Damba-ST: Domain-Adaptive Mamba for Efficient Urban Spatio-Temporal Prediction
Rui An, Yifeng Zhang, Ziran Liang, Wenqi Fan, Yuxuan Liang, Xuequn Shang, Qing Li
TL;DR
This work tackles cross-city urban spatio-temporal forecasting under domain heterogeneity and Transformer-era computational constraints. It introduces Damba-ST, a Domain-Adaptive Mamba backbone built around a Domain-Adaptive State Space Model (DASSM) with Domain Adapters, and three complementary views (Spatial, Temporal, ST-delay) processed via Intra-Domain Scanning and Cross-Domain Adaptation. The model learns domain-specific discriminative patterns while aligning cross-domain commonalities, achieving linear complexity in sequence length and strong zero-shot generalization across regions, cities, and tasks. Empirical results show state-of-the-art performance and practical deployment benefits, including fast inference on real-world data, enabling robust, plug-and-play urban forecasting without extensive retraining.
Abstract
Training urban spatio-temporal foundation models that generalize well across diverse regions and cities is critical for deploying urban services in unseen or data-scarce regions. Recent studies have typically focused on fusing cross-domain spatio-temporal data to train unified Transformer-based models.
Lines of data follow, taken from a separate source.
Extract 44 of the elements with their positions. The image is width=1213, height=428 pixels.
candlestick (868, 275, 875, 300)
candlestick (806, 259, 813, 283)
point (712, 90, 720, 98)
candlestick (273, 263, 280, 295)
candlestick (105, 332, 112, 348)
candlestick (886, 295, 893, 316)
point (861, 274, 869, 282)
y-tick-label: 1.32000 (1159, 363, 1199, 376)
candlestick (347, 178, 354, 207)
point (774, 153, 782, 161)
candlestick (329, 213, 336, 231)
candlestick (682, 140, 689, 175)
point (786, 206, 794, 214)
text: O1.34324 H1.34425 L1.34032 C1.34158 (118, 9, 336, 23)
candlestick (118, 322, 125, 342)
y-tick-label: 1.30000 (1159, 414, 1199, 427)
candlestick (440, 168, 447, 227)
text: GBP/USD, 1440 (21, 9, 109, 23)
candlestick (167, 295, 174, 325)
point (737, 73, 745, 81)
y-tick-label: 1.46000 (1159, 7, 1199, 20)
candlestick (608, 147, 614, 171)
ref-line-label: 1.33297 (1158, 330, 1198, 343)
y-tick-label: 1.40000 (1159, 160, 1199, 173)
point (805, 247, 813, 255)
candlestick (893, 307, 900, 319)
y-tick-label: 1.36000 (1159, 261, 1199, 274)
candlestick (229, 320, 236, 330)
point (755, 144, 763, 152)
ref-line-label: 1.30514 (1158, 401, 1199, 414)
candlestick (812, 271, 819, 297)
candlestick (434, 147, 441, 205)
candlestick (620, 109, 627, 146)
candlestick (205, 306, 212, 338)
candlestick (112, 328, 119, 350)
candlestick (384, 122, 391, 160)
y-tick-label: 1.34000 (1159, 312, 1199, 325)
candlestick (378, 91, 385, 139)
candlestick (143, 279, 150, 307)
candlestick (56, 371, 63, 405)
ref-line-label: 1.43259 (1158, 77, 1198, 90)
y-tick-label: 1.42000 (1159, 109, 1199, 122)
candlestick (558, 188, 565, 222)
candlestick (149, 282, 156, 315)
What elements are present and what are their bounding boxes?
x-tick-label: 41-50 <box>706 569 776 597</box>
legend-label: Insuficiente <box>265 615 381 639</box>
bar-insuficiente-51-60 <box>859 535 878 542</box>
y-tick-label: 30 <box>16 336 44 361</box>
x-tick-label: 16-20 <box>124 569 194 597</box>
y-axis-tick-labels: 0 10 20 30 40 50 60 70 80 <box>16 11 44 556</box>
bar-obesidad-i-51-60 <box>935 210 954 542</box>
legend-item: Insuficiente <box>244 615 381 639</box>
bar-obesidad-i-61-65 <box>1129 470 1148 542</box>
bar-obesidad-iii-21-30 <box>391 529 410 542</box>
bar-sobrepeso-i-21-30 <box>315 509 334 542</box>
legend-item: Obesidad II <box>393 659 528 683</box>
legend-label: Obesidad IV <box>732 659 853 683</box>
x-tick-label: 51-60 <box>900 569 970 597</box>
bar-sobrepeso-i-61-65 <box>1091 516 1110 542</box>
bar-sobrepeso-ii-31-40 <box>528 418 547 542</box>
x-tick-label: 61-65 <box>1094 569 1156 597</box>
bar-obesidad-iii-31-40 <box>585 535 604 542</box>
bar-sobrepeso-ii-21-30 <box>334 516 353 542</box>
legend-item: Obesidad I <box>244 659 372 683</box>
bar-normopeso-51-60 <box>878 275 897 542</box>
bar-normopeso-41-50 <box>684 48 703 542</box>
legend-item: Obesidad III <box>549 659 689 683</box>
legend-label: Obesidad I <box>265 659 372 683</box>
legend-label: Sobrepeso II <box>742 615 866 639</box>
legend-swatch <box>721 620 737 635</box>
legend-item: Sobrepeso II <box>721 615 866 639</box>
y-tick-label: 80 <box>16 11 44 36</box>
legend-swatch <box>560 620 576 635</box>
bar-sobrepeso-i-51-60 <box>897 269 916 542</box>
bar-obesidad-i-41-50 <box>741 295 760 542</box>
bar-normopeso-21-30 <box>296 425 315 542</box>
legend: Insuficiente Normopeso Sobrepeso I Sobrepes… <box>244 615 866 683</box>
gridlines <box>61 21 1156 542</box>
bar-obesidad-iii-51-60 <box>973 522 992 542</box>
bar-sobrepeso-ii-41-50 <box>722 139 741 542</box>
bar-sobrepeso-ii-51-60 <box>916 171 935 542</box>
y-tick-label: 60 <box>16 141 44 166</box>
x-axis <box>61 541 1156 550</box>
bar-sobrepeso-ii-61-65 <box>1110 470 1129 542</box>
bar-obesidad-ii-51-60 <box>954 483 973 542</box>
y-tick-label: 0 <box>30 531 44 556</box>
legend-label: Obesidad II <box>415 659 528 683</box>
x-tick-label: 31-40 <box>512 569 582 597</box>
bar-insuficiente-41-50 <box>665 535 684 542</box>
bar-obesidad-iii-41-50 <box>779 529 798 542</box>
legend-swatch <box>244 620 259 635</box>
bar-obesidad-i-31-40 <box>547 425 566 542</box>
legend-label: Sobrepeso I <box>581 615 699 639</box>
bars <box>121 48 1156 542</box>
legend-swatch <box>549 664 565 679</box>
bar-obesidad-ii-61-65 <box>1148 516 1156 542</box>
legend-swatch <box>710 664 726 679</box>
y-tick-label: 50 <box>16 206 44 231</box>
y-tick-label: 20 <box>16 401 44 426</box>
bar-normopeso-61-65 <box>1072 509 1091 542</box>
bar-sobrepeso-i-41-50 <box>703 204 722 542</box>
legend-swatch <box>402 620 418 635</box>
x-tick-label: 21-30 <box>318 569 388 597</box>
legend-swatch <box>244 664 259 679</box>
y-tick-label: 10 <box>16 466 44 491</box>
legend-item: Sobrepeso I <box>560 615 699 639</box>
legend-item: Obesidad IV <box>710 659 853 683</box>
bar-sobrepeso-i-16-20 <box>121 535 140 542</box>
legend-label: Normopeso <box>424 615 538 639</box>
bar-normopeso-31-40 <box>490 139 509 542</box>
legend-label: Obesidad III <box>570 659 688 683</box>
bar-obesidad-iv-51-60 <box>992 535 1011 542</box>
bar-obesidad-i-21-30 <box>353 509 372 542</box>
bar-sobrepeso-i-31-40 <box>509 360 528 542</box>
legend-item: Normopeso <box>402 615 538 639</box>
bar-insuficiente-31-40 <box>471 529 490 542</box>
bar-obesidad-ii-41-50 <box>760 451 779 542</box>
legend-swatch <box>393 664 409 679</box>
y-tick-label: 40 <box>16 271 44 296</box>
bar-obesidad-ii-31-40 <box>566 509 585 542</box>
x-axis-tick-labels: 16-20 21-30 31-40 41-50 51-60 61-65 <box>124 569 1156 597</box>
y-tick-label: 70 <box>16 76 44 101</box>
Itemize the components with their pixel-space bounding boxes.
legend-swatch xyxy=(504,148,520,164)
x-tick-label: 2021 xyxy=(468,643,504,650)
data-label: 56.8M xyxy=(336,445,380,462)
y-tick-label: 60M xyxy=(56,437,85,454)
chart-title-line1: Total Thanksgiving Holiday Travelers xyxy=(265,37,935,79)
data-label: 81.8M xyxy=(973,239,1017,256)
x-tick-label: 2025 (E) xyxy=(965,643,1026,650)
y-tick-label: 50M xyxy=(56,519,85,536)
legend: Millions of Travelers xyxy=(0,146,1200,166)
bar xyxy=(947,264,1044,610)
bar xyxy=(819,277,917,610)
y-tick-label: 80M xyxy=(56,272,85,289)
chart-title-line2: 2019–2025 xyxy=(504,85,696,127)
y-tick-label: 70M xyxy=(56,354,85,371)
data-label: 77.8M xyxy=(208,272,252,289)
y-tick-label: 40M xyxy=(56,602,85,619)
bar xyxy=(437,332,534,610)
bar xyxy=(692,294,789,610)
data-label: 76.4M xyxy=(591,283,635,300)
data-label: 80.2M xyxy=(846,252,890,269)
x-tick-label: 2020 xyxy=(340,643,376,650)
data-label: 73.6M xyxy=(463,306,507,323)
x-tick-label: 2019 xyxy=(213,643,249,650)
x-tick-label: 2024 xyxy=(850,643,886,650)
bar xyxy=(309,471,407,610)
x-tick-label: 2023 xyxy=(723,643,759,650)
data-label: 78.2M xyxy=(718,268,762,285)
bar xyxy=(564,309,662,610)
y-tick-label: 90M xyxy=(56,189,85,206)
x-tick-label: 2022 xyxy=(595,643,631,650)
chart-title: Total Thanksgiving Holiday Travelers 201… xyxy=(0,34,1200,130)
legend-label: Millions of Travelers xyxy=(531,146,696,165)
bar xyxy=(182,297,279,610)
However, these models suffer from quadratic computational complexity and high memory overhead, limiting their scalability and practical deployment. Inspired by the efficiency of Mamba, a state space model with linear time complexity, we explore its potential for efficient urban spatio-temporal prediction. However, directly applying Mamba as a spatio-temporal backbone leads to negative transfer and severe performance degradation. This is primarily due to spatio-temporal heterogeneity and the recursive mechanism of Mamba's hidden state updates, which limit cross-domain generalization. To overcome these challenges, we propose Damba-ST, a novel domain-adaptive Mamba-based model for efficient urban spatio-temporal prediction. Damba-ST retains Mamba's linear complexity advantage while significantly enhancing its adaptability to heterogeneous domains. Specifically, we introduce two core innovations: (1) a domain-adaptive state space model that partitions the latent representation space into a shared subspace for learning cross-domain commonalities and independent, domain-specific subspaces for capturing intra-domain discriminative features; (2) three distinct Domain Adapters, which serve as domain-aware proxies to bridge disparate domain distributions and facilitate the alignment of cross-domain commonalities. Extensive experiments demonstrate the generalization and efficiency of Damba-ST. It achieves state-of-the-art performance on prediction tasks and demonstrates strong zero-shot generalization, enabling seamless deployment in new urban environments without extensive retraining or fine-tuning.